Por Cynthia Rimsky
Cuando me mudé a vivir a la cuadra, no conocía a nadie. El gasfiter me contó que mis vecinos de piso en el edificio eran los dueños de la fuente de soda al otro lado de la calle. Una mañana -la recuerdo porque al ver la terraza sumida en la tibieza del mediodía, pensé que era un lugar ideal para sentarse a leer-, crucé la calle y pregunté a la mesera que limpiaba las cubiertas de formalita, si estaban los dueños. Ella, sin soltar el pañito, gritó: “Doña C., la buscan”. Doña C. nunca olvidó la mañana en la que me presenté como su vecina y le ofrecí ayuda para arreglar el edificio. Comenzamos cobrando 3 mil pesos por departamento, instalamos portero eléctrico y citófonos, se pintó la caja de la escalera, se pusieron ampolletas de bajo voltaje y lámparas; en los cinco años que llevo viviendo aquí, nunca me exigió que trabaje tanto como ella, dice que ahora se siente acompañada y, efectivamente, cada vez que se le ocurre “embellecer” el edificio, me dan ganas de acompañarla.
A continuación, me vi envuelta en un problema del que no me siento orgullosa. A la distancia comprendo que no tomé en cuenta que llegaba a un territorio que ya tenía relaciones de convivencia entretejidas durante décadas. Fue con el viejo verdulero que tuve el problema. En una época imprecisa, uno de los propietarios le cedió el cuartito bajo la escalera para guardar su mercadería. Dicen que fue un kiosco próspero, cuando llegué, el viejo apenas caminaba y, como no tenía baño cerca, orinaba en un balde que mantenía en el cuartito. Me lo confesó mi vecina al quejarme del mal olor que había a la entrada. Me pareció increíble lo que me contaba. Hubo quien me hizo ver que mientras tuvo sus piernas buenas, el viejo cruzaba la calle para orinar en la fuente de soda. Seguí encontrándolo increíble. Fui departamento por departamento recolectando firmas, se le prohibió al viejo orinar en el edificio y se le exigió que cancelara la cuota mensual de 3 mil pesos de aseo. Un joven, que el viejo adoptó siendo niño, me encaró a la salida del edificio; que quién me creía yo para prohibirles estar allí, que era yo la que debía irme. Al poco tiempo robaron mi bicicleta y el viejo decidió sacar sus cajas definitivamente para que no le echaran la culpa. El candado de la bicicleta estaba en el cuartito, lo encontró mi vecina, mientras limpiaba con dos galones de cloro la grasa acumulada. El viejo continuó orinando en el balde, que ahora mantenía en el kiosco, bajo la tabla de madera que usaba como asiento.

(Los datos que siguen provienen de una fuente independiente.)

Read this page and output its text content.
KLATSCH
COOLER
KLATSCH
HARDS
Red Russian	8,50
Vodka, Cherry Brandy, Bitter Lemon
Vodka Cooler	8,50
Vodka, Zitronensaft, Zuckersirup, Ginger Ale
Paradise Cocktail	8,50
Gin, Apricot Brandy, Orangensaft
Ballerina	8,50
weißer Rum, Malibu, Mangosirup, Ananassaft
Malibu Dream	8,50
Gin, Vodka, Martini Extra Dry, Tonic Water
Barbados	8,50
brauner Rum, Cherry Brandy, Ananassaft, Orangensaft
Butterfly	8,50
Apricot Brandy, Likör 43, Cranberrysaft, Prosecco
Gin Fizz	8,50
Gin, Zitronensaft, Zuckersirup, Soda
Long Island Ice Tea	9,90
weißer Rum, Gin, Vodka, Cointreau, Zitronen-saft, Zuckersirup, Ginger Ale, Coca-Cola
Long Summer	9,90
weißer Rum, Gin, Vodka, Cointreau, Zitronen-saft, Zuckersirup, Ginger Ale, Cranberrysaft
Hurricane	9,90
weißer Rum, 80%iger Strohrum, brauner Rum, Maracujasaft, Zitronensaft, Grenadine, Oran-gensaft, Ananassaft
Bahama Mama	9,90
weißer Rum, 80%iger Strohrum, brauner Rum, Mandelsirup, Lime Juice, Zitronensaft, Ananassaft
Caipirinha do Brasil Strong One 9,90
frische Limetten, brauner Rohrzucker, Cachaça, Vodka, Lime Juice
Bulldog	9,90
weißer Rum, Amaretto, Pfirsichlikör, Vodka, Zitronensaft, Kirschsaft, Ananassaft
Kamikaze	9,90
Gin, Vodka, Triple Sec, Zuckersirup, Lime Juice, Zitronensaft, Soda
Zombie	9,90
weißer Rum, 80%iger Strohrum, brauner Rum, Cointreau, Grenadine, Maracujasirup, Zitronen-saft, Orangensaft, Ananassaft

Después les tocó el turno a los del kiosco de las llaves, pero ese fue el vecino del segundo piso. Los cerrajeros acostumbran a recibir a sus amigos como si estuviesen en el living de su casa. Tipo cuatro de la tarde iniciaban la cocinería, pero antes ya comenzaban a beber, cerveza y vino en caja. Desde mi ventana veía el brasero donde hervían cazuelas, causeos, porotos, tallarines… el trago y la risa duraban hasta altas horas de la noche. Según me contaron la noche en que me uní a ellos, era la continuación de una vieja tradición. En esta cuadra esperaban, con vino y chicha, los choferes de los carretones que traían las frutas y verduras a La Vega, a que el patrón volviese con el dinero. Había músicos, lanzas y hasta casa de putas, me dijo el cerrajero. Ahora los parroquianos son el vendedor ambulante que trabajó como vedetto, los dos cuidadores de autos, los mendigos, la señora que recoge los envases vacíos, el alcohólico y los loquitos. Pero las francachelas de los cerrajeros y sus amigos no dejaban dormir a la guagua del dueño del departamento del segundo piso. Mi vecino hizo valer su derecho de propietario en contra de los cerrajeros que no poseían ningún metro cuadrado. La Municipalidad les permitió seguir con el kiosco a condición de que no prepararan alimentos ni cerraran pasadas las ocho de la noche. El argumento fue que había un niño; seguramente el propietario anterior también tuvo un hijo, pero ahora hay un padre que se deslomó para comprar un departamento en un barrio respetable; antes también los padres se deslomaban para comprar un departamento, pero les debe haber resultado más justo que sus hijos se acostumbraran al ruido de los amigos que ríen y se emborrachan en la calle, a desarmar tan antigua cofradía.